"Fai que posque quera al branco dis aücèa !"[1]
Marie-Thérèse Espelt, dite Mithé Espelt, naît à Lunel (en Camargue) en 1923 et grandit dans un environnement artistique et intellectuel. Son grand-père, Edmond Baissat, est sculpteur et l’éduque aux traditions et savoirs ancestraux de la Provence, tout en lui prodiguant ses premiers cours de dessin. A travers lui, Mithé Espelt découvrira également l’écrivain Frédéric Mistral, chantre de la culture provençale[2] dont la vision poétique et l’amour de la nature influenceront son œuvre future.
A l’âge de 16 ans, elle entre aux Beaux-Arts de Montpellier pour y étudier la sculpture et le dessin. Les capacités qu’elle y démontre lui valent d’être sélectionnée en 1942 par la céramiste Emilie Decanis pour rejoindre la première promotion de son Ecole de Formation Artistique de Fontcarrade. Réhabilitant l’ancienne Manufacture Royale de faïence de Montpellier, ce projet novateur en fait un centre d’enseignement et d'apprentissage de l'art de la céramique avec une volonté d'excellence porté par l’amour du métier, du rôle de l'artisan et de renouveau de la poterie utilitaire. A l’issu de sa formation, Mithé Espelt débute sa carrière à Paris auprès de Nathalie Pol, céramiste-boutonnière renommée de l’Atelier Lydia Chartier. Mithé Espelt y travaillera deux années durant lesquelles elle sera notamment chargée de réaliser les créations de Line Vautrin. La jeune céramiste en retirera une douce fantaisie et une grande maîtrise des subtilités du travail de l’or qui l’accompagneront tout au long de sa carrière.
En 1946, Mithé Espelt retourne à Lunel pour s’occuper de sa jeune sœur suite au décès de son père. Elle a alors 23 ans et installe son atelier de céramique dans une dépendance de l'Hôtel de Bernis hérité de son grand-père. Là, elle imagine des poteries à la fois dans l’air du temps et éminemment personnel, élaborant notamment ses premières collections de bijoux et ses premiers miroirs. Emilie Decanis, son ancienne directrice de formation qui avait déjà repéré son talent à Fontcarrade, voit en elle un espoir de la céramique moderne et l’intègre à de nombreuses expositions, en France et à l’étranger. Le succès est au rendez-vous et Mithé Espelt se voit rapidement confier la création de bijoux et d’accessoires pour la Maison Souleiado ainsi que des commandes particulières pour des clientes comme Poupette Vachon (la styliste de Brigitte Bardot à Saint-Tropez).

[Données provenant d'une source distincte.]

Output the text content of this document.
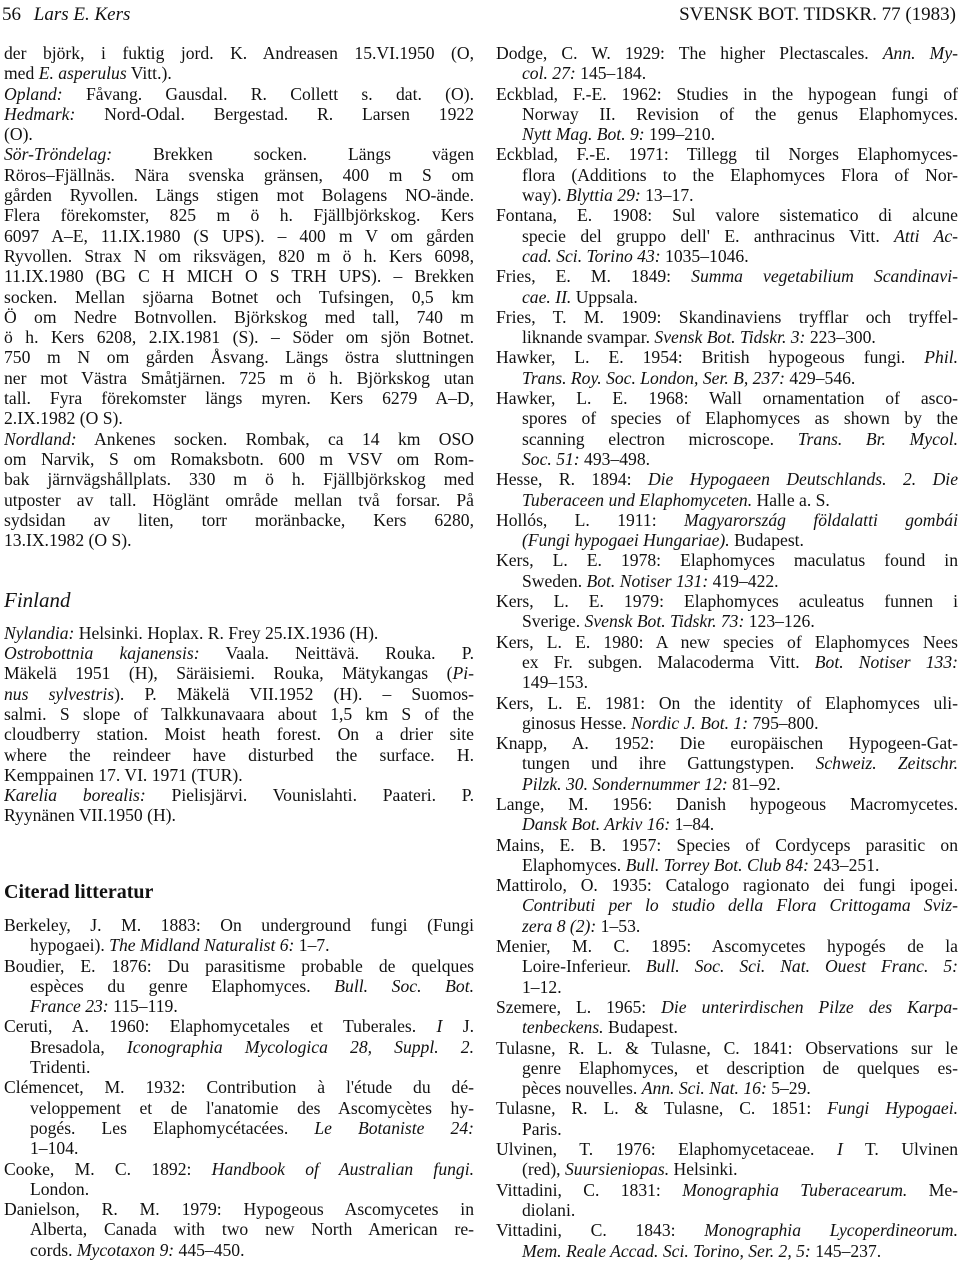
56 Lars E. Kers	SVENSK BOT. TIDSKR. 77 (1983)
der björk, i fuktig jord. K. Andreasen 15.VI.1950 (O,
med E. asperulus Vitt.).
Opland: Fåvang. Gausdal. R. Collett s. dat. (O).
Hedmark: Nord-Odal. Bergestad. R. Larsen 1922
(O).
Sör-Tröndelag: Brekken socken. Längs vägen
Röros–Fjällnäs. Nära svenska gränsen, 400 m S om
gården Ryvollen. Längs stigen mot Bolagens NO-ände.
Flera förekomster, 825 m ö h. Fjällbjörkskog. Kers
6097 A–E, 11.IX.1980 (S UPS). – 400 m V om gården
Ryvollen. Strax N om riksvägen, 820 m ö h. Kers 6098,
11.IX.1980 (BG C H MICH O S TRH UPS). – Brekken
socken. Mellan sjöarna Botnet och Tufsingen, 0,5 km
Ö om Nedre Botnvollen. Björkskog med tall, 740 m
ö h. Kers 6208, 2.IX.1981 (S). – Söder om sjön Botnet.
750 m N om gården Åsvang. Längs östra sluttningen
ner mot Västra Småtjärnen. 725 m ö h. Björkskog utan
tall. Fyra förekomster längs myren. Kers 6279 A–D,
2.IX.1982 (O S).
Nordland: Ankenes socken. Rombak, ca 14 km OSO
om Narvik, S om Romaksbotn. 600 m VSV om Rom-
bak järnvägshållplats. 330 m ö h. Fjällbjörkskog med
utposter av tall. Höglänt område mellan två forsar. På
sydsidan av liten, torr moränbacke, Kers 6280,
13.IX.1982 (O S).
Finland
Nylandia: Helsinki. Hoplax. R. Frey 25.IX.1936 (H).
Ostrobottnia kajanensis: Vaala. Neittävä. Rouka. P.
Mäkelä 1951 (H), Säräisiemi. Rouka, Mätykangas (Pi-
nus sylvestris). P. Mäkelä VII.1952 (H). – Suomos-
salmi. S slope of Talkkunavaara about 1,5 km S of the
cloudberry station. Moist heath forest. On a drier site
where the reindeer have disturbed the surface. H.
Kemppainen 17. VI. 1971 (TUR).
Karelia borealis: Pielisjärvi. Vounislahti. Paateri. P.
Ryynänen VII.1950 (H).
Citerad litteratur
Berkeley, J. M. 1883: On underground fungi (Fungi
hypogaei). The Midland Naturalist 6: 1–7.
Boudier, E. 1876: Du parasitisme probable de quelques
espèces du genre Elaphomyces. Bull. Soc. Bot.
France 23: 115–119.
Ceruti, A. 1960: Elaphomycetales et Tuberales. I J.
Bresadola, Iconographia Mycologica 28, Suppl. 2.
Tridenti.
Clémencet, M. 1932: Contribution à l'étude du dé-
veloppement et de l'anatomie des Ascomycètes hy-
pogés. Les Elaphomycétacées. Le Botaniste 24:
1–104.
Cooke, M. C. 1892: Handbook of Australian fungi.
London.
Danielson, R. M. 1979: Hypogeous Ascomycetes in
Alberta, Canada with two new North American re-
cords. Mycotaxon 9: 445–450.
Dodge, C. W. 1929: The higher Plectascales. Ann. My-
col. 27: 145–184.
Eckblad, F.-E. 1962: Studies in the hypogean fungi of
Norway II. Revision of the genus Elaphomyces.
Nytt Mag. Bot. 9: 199–210.
Eckblad, F.-E. 1971: Tillegg til Norges Elaphomyces-
flora (Additions to the Elaphomyces Flora of Nor-
way). Blyttia 29: 13–17.
Fontana, E. 1908: Sul valore sistematico di alcune
specie del gruppo dell' E. anthracinus Vitt. Atti Ac-
cad. Sci. Torino 43: 1035–1046.
Fries, E. M. 1849: Summa vegetabilium Scandinavi-
cae. II. Uppsala.
Fries, T. M. 1909: Skandinaviens tryfflar och tryffel-
liknande svampar. Svensk Bot. Tidskr. 3: 223–300.
Hawker, L. E. 1954: British hypogeous fungi. Phil.
Trans. Roy. Soc. London, Ser. B, 237: 429–546.
Hawker, L. E. 1968: Wall ornamentation of asco-
spores of species of Elaphomyces as shown by the
scanning electron microscope. Trans. Br. Mycol.
Soc. 51: 493–498.
Hesse, R. 1894: Die Hypogaeen Deutschlands. 2. Die
Tuberaceen und Elaphomyceten. Halle a. S.
Hollós, L. 1911: Magyarország földalatti gombái
(Fungi hypogaei Hungariae). Budapest.
Kers, L. E. 1978: Elaphomyces maculatus found in
Sweden. Bot. Notiser 131: 419–422.
Kers, L. E. 1979: Elaphomyces aculeatus funnen i
Sverige. Svensk Bot. Tidskr. 73: 123–126.
Kers, L. E. 1980: A new species of Elaphomyces Nees
ex Fr. subgen. Malacoderma Vitt. Bot. Notiser 133:
149–153.
Kers, L. E. 1981: On the identity of Elaphomyces uli-
ginosus Hesse. Nordic J. Bot. 1: 795–800.
Knapp, A. 1952: Die europäischen Hypogeen-Gat-
tungen und ihre Gattungstypen. Schweiz. Zeitschr.
Pilzk. 30. Sondernummer 12: 81–92.
Lange, M. 1956: Danish hypogeous Macromycetes.
Dansk Bot. Arkiv 16: 1–84.
Mains, E. B. 1957: Species of Cordyceps parasitic on
Elaphomyces. Bull. Torrey Bot. Club 84: 243–251.
Mattirolo, O. 1935: Catalogo ragionato dei fungi ipogei.
Contributi per lo studio della Flora Crittogama Sviz-
zera 8 (2): 1–53.
Menier, M. C. 1895: Ascomycetes hypogés de la
Loire-Inferieur. Bull. Soc. Sci. Nat. Ouest Franc. 5:
1–12.
Szemere, L. 1965: Die unterirdischen Pilze des Karpa-
tenbeckens. Budapest.
Tulasne, R. L. & Tulasne, C. 1841: Observations sur le
genre Elaphomyces, et description de quelques es-
pèces nouvelles. Ann. Sci. Nat. 16: 5–29.
Tulasne, R. L. & Tulasne, C. 1851: Fungi Hypogaei.
Paris.
Ulvinen, T. 1976: Elaphomycetaceae. I T. Ulvinen
(red), Suursieniopas. Helsinki.
Vittadini, C. 1831: Monographia Tuberacearum. Me-
diolani.
Vittadini, C. 1843: Monographia Lycoperdineorum.
Mem. Reale Accad. Sci. Torino, Ser. 2, 5: 145–237.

En 1951, Mithé Espelt épouse Maurice Figère, avocat de profession qui décide d’abandonner son métier pour la seconder dans son travail. Après la naissance de leurs enfants (Marion et Martin, respectivement en 1954 et 1955), Mithé initie un projet artistique original, abandonnant la poterie traditionnelle pour réaliser, sans plus jamais les signer, des petits objets du quotidien féminin : bijoux, boites à bijoux, miroirs (…) La céramiste désormais anonyme développe alors un univers poétique, joyeux et coloré où se déclinent en d’infinies variation des motifs décoratifs à l’évocation des oiseaux et des fleurs. Sous une apparence naïve, les céramiques de Mithé Espelt sont cependant une grande maitrise technique qui joue des craquelé, des couleurs et de l’or pour obtenir des effets nécessitant parfois jusqu’à quatre cuissons successives.
Ce style inimitable, la céramiste le poursuit jusqu’en 2000, donnant naissance à des centaines de modèles pétillants de joie et de poésie colorée. Elle s’éteint en 2020 à l’âge de 97 ans au terme d’une vie dédiée à "cette glèbe qui colle à nos pieds, cette terre qui nous donne la seule joie qu'aucune douleur ne peut ternir : l'éternel renouveau de la nature : les herbes et les fleurs des prairies, les épis des champs mouvants comme la mer, les arbres des forêts"[3].
Sa fille Marion de Crécy a repris son atelier où elle continue la céramique artistique.
[1] "Fais que je puisse atteindre la branche des oiseaux !", Frédéric Mistral, Mireille, Chant 1, 1859.
[2] il est 1904 le premier écrivain à recevoir le prix Nobel de littérature pour une œuvre en langue régionale.
[3] Renée Moutard-Uldry dans son article "Retour à la Terre" in L’Amour de l’Art, janvier 1946, page 66.